Allentown Company Agrees To Pay Fines And Penalties Totaling $1.3 Million For Violating Procedures Related To Chemical Shipments
PHILADELPHIA – A chemical company headquartered in Allentown, PA, has agreed to plead guilty to a six count information charging it with shipping monomethylamine (MMA) to customers in Mexico for whom required identification had not been obtained and failing to report the disappearance of shipments of MMA. Taminco US, Inc. (“Taminco”), has also reached a settlement with the United States of civil claims concerning the same conduct and has agreed to pay a civil fine of $475,000. Taminco has agreed to a criminal penalty of $860,374, which comprises a criminal fine of $650,000 and forfeiture of $210,374. The agreements must be accepted and approved by United States District Court Judge Edward G. Smith. The case was announced today by First Assistant United States Attorney Louis D. Lappen.
Taminco manufactured, distributed, sold and exported MMA. MMA is classified as a “List I” chemical and regulated by the Drug Enforcement Administration (DEA) because it is a necessary chemical for one method of manufacturing methamphetamine, a controlled substance. Due to its List I chemical classification, a manufacturer is required to confirm the identity and verify the legitimacy of any customer to whom it ships the product. The manufacturer is also required to immediately report to the DEA any unusual or excessive loss or disappearance of the product. Taminco manufactured MMA at its plant in Pace, Florida, and had the MMA packaged in 55 gallon drums before shipping it to the border at Laredo, Texas.
According to court documents filed today, between February and June of 2010, Taminco shipped six loads of MMA to two different customers in Mexico for whom Taminco had not obtained required identification. Each load was approximately 16,800 kilograms of MMA. According to court documents, some shipments of MMA disappeared and Taminco failed to promptly report the disappearances to the DEA as required by statute.

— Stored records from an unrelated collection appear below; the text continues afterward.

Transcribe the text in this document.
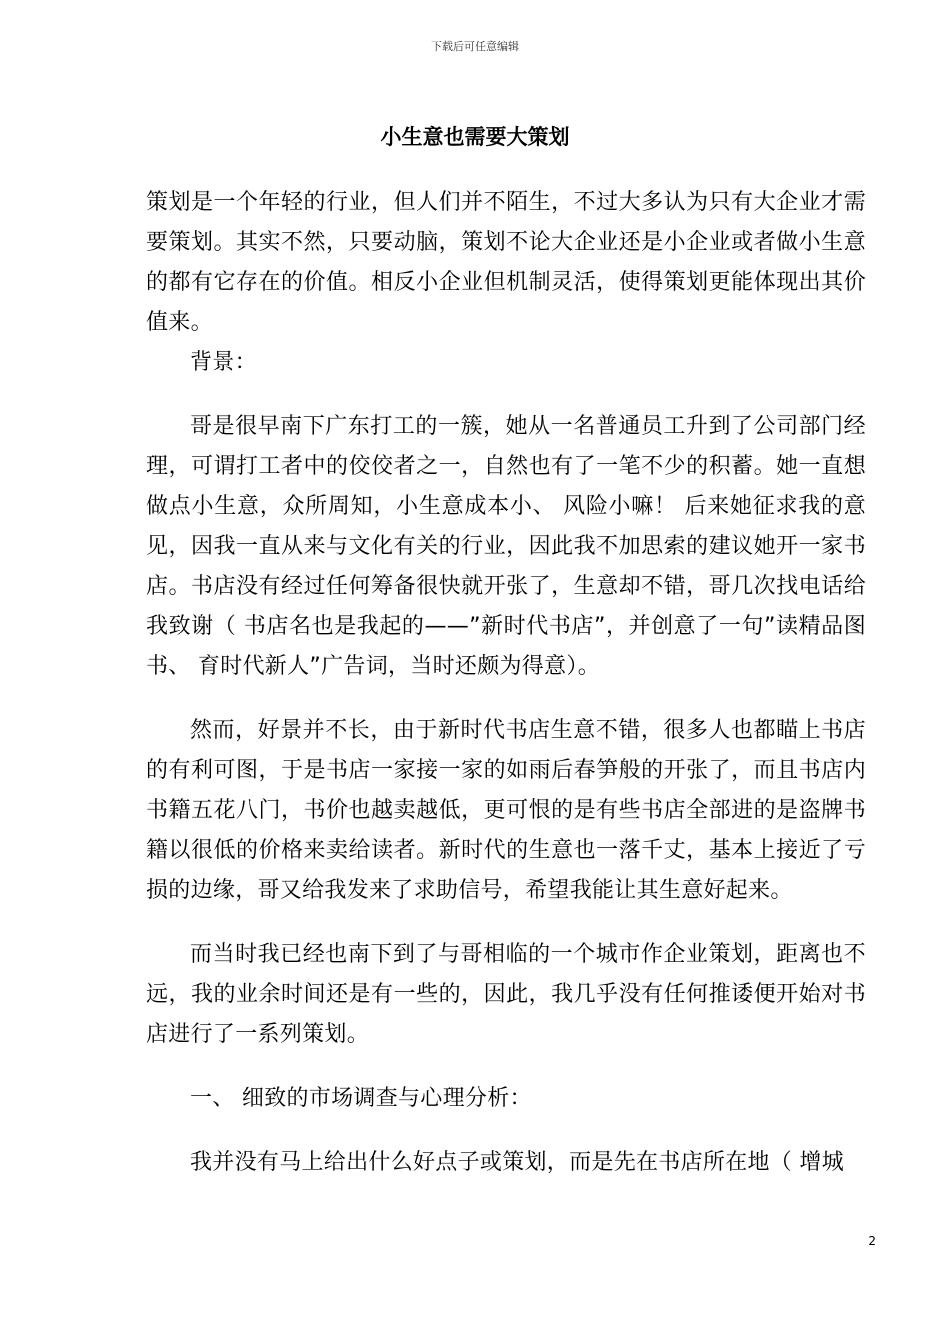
下载后可任意编辑
小生意也需要大策划

策划是一个年轻的行业，但人们并不陌生，不过大多认为只有大企业才需要策划。其实不然，只要动脑，策划不论大企业还是小企业或者做小生意的都有它存在的价值。相反小企业但机制灵活，使得策划更能体现出其价值来。

背景：

哥是很早南下广东打工的一簇，她从一名普通员工升到了公司部门经理，可谓打工者中的佼佼者之一，自然也有了一笔不少的积蓄。她一直想做点小生意，众所周知，小生意成本小、 风险小嘛！ 后来她征求我的意见，因我一直从来与文化有关的行业，因此我不加思索的建议她开一家书店。书店没有经过任何筹备很快就开张了，生意却不错，哥几次找电话给我致谢（ 书店名也是我起的——”新时代书店”，并创意了一句”读精品图书、 育时代新人”广告词，当时还颇为得意）。

然而，好景并不长，由于新时代书店生意不错，很多人也都瞄上书店的有利可图，于是书店一家接一家的如雨后春笋般的开张了，而且书店内书籍五花八门，书价也越卖越低，更可恨的是有些书店全部进的是盗牌书籍以很低的价格来卖给读者。新时代的生意也一落千丈，基本上接近了亏损的边缘，哥又给我发来了求助信号，希望我能让其生意好起来。

而当时我已经也南下到了与哥相临的一个城市作企业策划，距离也不远，我的业余时间还是有一些的，因此，我几乎没有任何推诿便开始对书店进行了一系列策划。

一、 细致的市场调查与心理分析：

我并没有马上给出什么好点子或策划，而是先在书店所在地（ 增城

2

DEA discovered evidence of some barrels from missing shipments in August 2011, and discovered some of the missing barrels of MMA in December 2011 and April 2012. In August 2011, DEA agents located wrappers from the June 2010 shipment of MMA drums in an abandoned residence in San Luis, Arizona. In December of 2011, Customs and Border Protection officers intercepted five Taminco drums of MMA when an individual (not associated with Taminco) attempted to transport them by truck into Mexico at Nogales, Arizona. In April of 2012, DEA agents found and seized six additional Taminco drums of MMA at a self-storage unit in Nogales, Arizona. The drums that DEA seized were from March 2010 shipments to the unverified Mexican customer.

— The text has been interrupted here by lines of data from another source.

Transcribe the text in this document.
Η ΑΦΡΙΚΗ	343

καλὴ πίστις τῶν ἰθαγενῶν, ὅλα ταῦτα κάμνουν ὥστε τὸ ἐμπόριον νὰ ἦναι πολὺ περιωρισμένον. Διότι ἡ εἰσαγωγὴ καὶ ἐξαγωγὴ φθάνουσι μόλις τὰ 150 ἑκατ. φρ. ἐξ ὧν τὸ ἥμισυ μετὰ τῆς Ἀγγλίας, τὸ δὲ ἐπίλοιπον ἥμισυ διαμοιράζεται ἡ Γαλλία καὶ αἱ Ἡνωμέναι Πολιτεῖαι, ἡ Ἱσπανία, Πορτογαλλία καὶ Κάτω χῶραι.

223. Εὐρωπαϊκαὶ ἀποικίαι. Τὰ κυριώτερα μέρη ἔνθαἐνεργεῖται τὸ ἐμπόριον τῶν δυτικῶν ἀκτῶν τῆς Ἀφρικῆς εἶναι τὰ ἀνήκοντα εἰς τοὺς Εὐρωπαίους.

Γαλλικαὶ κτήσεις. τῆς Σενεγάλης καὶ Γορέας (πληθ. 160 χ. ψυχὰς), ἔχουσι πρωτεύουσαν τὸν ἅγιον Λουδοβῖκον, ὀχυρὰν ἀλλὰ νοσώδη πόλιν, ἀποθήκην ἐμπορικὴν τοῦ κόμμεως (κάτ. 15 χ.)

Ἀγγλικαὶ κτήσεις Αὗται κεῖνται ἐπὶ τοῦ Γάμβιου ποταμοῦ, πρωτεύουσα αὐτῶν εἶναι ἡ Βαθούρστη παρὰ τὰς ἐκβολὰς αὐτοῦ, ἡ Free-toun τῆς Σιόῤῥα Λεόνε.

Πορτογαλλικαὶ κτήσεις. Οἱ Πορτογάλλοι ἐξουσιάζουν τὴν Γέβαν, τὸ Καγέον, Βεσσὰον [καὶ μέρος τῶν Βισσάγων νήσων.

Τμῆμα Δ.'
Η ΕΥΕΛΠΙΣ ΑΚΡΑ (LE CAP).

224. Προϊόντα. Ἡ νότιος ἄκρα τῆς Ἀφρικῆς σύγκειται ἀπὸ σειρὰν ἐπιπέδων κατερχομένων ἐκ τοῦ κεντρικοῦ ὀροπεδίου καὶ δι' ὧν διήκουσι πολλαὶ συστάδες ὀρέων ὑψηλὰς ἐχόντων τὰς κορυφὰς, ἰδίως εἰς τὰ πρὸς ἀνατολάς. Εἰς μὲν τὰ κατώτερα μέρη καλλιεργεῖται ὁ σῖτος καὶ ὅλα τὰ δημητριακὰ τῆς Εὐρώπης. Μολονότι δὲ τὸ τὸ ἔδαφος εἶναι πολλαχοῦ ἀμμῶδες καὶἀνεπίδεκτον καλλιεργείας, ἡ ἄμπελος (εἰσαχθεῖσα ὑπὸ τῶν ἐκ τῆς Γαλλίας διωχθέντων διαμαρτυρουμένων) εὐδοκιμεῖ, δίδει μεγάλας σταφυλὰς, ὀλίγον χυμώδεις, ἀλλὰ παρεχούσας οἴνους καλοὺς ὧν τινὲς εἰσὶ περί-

Taminco’s civil settlement with the United States resolves civil claims arising from 19 shipments of MMA in early and mid-2010 that were authorized by Taminco without proper verification of the existence and validity of the foreign business entities ordering the List I chemicals. According to the civil claims, Taminco also could not verify that certain of the MMA shipments reached their intended recipient in Mexico, and Taminco failed to report to DEA that those shipments were missing or that delivery could not be verified.
As part of the civil settlement, Taminco has entered into a Memorandum of Agreement (MOA) with the DEA under which Taminco has agreed to comply with certain heightened compliance requirements regarding the manufacture, sale and shipment of listed chemicals. DEA has agreed to forego administrative action against Taminco’s DEA registrations, subject to Taminco’s compliance with the terms of the MOA.
“The defendant in this case violated the law when it chose to ship DEA regulated precursor chemicals, which it knew could be used to manufacture methamphetamine, without following procedures designed to ensure that these chemicals do not end up in the hands of drug dealers,” said Lappen. “As part of our continuing responsibility to help protect the public from dangerous drugs, this office will continue to use both criminal and civil penalties to ensure that companies properly handle List I chemicals.”
“A primary function of the DEA’s Office of Diversion Control is to prevent, detect, and investigate the diversion of listed chemicals such as MMA from chemical supply companies. This chemical is often used by drug-trafficking organizations to manufacture methamphetamine, which is a highly addictive drug,” said Special Agent-in-Charge Gary Tuggle, DEA Philadelphia. “DEA Diversion Investigators play a pivotal role in the agency’s mission of combating the diversion of listed chemicals for illegal purposes. The DEA will remain aggressive in pursuing criminal violations of this nature.”
“DEA in Arizona and Philadelphia worked closely with other members of law enforcement in an effort to determine what became of these chemicals which have the potential to become harmful drugs,” said Special Agent-in-Charge Doug Coleman, DEA Arizona. “DEA is responsible for protecting our citizens from the dangers of drugs and will pursue all responsible parties who play a role in the manufacture and distribution of illicit drugs and their precursors.”
The case was investigated by the Yuma, AZ Resident Office and Scranton Resident Office of the Drug Enforcement Administration with assistance from Customs and Border Protection. It is being prosecuted by Assistant United States Attorneys Albert S. Glenn and Charlene Keller Fullmer.